With banks in India facing deteriorating asset quality, RBI today said certain corporate practices of using multi-layered structures and pledging of shares to raise funds from banking system need to be examined.
“In view of the prevalence of promoters pledging a substantial portion of their shares, the resultant leverage could be a concern not only for shareholders but also for the health of the financial system.
“This issue calls for a closer examination, especially in the current scenario of buoyancy in stock prices wherein the collateral in the form of pledged shares may appear to justify higher leverage.
“In this regard, the fundamental question is one related to implications from a company?s perspective of the practice wherein a company?s own shares can be pledged to raise debt on its balance sheet,” RBI said in its latest Financial Stability Report.
Noting that the extent of restructured assets in the banking sector, especially public sector banks, is a cause of serious concern, RBI also voiced its concerns over repeated demands for regulatory forbearance from lenders, saying this creates a “moral hazard”.
With regard to the leverages used by corporate borrowers, RBI said “in a typical double leveraging, a holding company raises debt on its balance sheet and infuses it as equity in SPVs.
“From the lenders? perspective, a debt-to-equity ratio of 2:1 at the holding company level could transform into a leverage of 8:1 at the SPV level. While there could be some merit in such practices, risk assessments by banks need to capture this effectively,” it added.
About share pledging by promoters, RBI said a majority of Indian companies are family owned/controlled, as substantial levels of promoter shareholding are concentrated within the family.
“The promoter shares can be significant collateral for a typical company if it wants to expand leverage. Pledging of shares is practiced in other advanced economies too, but it has taken a significantly different form in India.
The report said growth in banking business and activity in primary capital markets remained subdued due to moderate investment intentions in the first half of FY15.
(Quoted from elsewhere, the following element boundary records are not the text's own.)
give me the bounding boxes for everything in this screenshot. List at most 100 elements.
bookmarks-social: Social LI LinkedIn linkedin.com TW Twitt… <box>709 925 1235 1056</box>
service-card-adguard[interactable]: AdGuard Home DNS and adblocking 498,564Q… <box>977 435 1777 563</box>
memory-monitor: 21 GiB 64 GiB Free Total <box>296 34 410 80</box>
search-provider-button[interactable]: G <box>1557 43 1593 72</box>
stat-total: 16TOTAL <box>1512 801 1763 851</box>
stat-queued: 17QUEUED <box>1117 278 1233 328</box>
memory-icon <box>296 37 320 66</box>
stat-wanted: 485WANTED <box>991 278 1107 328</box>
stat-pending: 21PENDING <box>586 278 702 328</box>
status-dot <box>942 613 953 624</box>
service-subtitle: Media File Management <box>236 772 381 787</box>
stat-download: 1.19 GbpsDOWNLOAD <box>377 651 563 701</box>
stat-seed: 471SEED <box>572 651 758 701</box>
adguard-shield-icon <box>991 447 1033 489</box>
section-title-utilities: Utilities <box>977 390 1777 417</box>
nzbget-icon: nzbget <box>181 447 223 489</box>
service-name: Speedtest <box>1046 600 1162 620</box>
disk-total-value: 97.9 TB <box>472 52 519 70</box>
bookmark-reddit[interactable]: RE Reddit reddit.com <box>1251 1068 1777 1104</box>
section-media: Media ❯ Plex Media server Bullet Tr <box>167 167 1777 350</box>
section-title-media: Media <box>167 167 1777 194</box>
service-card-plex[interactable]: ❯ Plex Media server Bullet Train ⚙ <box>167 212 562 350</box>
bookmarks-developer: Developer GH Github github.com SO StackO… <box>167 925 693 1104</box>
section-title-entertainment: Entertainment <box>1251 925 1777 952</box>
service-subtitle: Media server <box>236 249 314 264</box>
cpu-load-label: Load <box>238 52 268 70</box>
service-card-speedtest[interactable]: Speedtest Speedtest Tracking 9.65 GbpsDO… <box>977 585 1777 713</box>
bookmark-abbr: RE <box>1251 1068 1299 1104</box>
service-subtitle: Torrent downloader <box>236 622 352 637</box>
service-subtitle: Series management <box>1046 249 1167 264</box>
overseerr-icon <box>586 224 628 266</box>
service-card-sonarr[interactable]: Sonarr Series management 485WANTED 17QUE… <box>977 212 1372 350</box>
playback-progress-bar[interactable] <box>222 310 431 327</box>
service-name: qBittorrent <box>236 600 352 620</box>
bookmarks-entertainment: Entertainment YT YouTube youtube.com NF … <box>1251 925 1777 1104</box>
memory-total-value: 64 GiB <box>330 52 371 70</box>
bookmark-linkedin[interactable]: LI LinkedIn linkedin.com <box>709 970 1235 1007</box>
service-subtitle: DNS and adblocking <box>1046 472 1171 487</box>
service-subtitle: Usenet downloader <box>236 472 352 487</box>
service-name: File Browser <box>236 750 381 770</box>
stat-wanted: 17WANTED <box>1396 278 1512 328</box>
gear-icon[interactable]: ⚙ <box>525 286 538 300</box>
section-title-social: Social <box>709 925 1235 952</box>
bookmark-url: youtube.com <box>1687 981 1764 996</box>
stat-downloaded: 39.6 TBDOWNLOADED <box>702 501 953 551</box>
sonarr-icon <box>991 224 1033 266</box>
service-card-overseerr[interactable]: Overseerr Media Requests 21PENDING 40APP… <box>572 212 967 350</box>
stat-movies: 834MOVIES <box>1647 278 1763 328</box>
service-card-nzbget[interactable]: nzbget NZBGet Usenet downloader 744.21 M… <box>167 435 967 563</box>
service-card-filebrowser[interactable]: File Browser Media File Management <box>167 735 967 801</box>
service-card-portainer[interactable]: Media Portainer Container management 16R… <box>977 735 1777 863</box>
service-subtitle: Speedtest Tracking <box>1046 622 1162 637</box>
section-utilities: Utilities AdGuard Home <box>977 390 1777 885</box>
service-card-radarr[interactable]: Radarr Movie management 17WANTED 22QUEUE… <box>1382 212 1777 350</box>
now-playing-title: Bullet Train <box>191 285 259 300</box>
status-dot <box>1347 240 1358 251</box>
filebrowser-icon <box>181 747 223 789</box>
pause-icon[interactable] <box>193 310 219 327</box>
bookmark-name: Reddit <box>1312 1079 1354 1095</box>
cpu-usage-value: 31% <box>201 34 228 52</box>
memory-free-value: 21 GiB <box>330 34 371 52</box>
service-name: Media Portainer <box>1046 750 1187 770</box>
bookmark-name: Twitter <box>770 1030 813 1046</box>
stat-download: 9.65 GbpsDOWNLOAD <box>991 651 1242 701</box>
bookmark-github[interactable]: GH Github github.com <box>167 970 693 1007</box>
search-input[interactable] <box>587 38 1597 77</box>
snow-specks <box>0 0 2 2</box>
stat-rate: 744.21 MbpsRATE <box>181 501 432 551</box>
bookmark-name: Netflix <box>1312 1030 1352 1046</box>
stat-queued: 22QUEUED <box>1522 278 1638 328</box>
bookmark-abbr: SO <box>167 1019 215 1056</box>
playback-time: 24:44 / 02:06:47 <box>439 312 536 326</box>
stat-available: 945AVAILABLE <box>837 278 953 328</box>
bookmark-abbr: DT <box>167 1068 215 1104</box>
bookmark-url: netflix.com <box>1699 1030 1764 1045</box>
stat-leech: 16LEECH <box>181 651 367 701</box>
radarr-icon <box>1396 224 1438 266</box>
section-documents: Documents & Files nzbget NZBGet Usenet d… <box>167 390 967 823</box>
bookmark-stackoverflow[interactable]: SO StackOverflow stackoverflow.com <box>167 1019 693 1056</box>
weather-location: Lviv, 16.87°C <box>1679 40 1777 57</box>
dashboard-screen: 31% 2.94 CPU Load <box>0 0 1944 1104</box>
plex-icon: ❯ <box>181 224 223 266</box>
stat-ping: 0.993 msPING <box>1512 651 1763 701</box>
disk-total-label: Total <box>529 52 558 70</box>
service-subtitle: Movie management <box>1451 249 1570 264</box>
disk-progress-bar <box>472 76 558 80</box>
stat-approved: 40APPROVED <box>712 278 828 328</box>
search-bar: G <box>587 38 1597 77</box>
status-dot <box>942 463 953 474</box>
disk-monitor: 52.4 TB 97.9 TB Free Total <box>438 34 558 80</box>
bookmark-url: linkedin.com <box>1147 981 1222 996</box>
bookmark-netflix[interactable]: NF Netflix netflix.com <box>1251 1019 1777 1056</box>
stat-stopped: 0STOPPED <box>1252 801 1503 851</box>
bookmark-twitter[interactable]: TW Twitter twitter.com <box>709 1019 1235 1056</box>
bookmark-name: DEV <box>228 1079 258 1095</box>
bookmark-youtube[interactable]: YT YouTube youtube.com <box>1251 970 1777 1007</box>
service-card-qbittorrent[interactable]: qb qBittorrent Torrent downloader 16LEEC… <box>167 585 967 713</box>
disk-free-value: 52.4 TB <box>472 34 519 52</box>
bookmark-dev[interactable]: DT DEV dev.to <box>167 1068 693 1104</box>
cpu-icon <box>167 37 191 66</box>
It reiterated that sustaining the turnaround in business sentiment remains contingent on ground outcomes and added that significant new investments may take time to materialise.
With the GDP clocking a growth of 5.3 per cent in Q2, down from the preceding quarter’s 5.7 per cent, RBI said the Q3 expansion is likely to be muted on a moderate kharif (monsoon crops) harvest.
On the external front, the fall in global crude oil and commodity prices will help contain the current account deficit “but we must continue to be vigilant as capital inflows tend to be volatile,” the RBI said.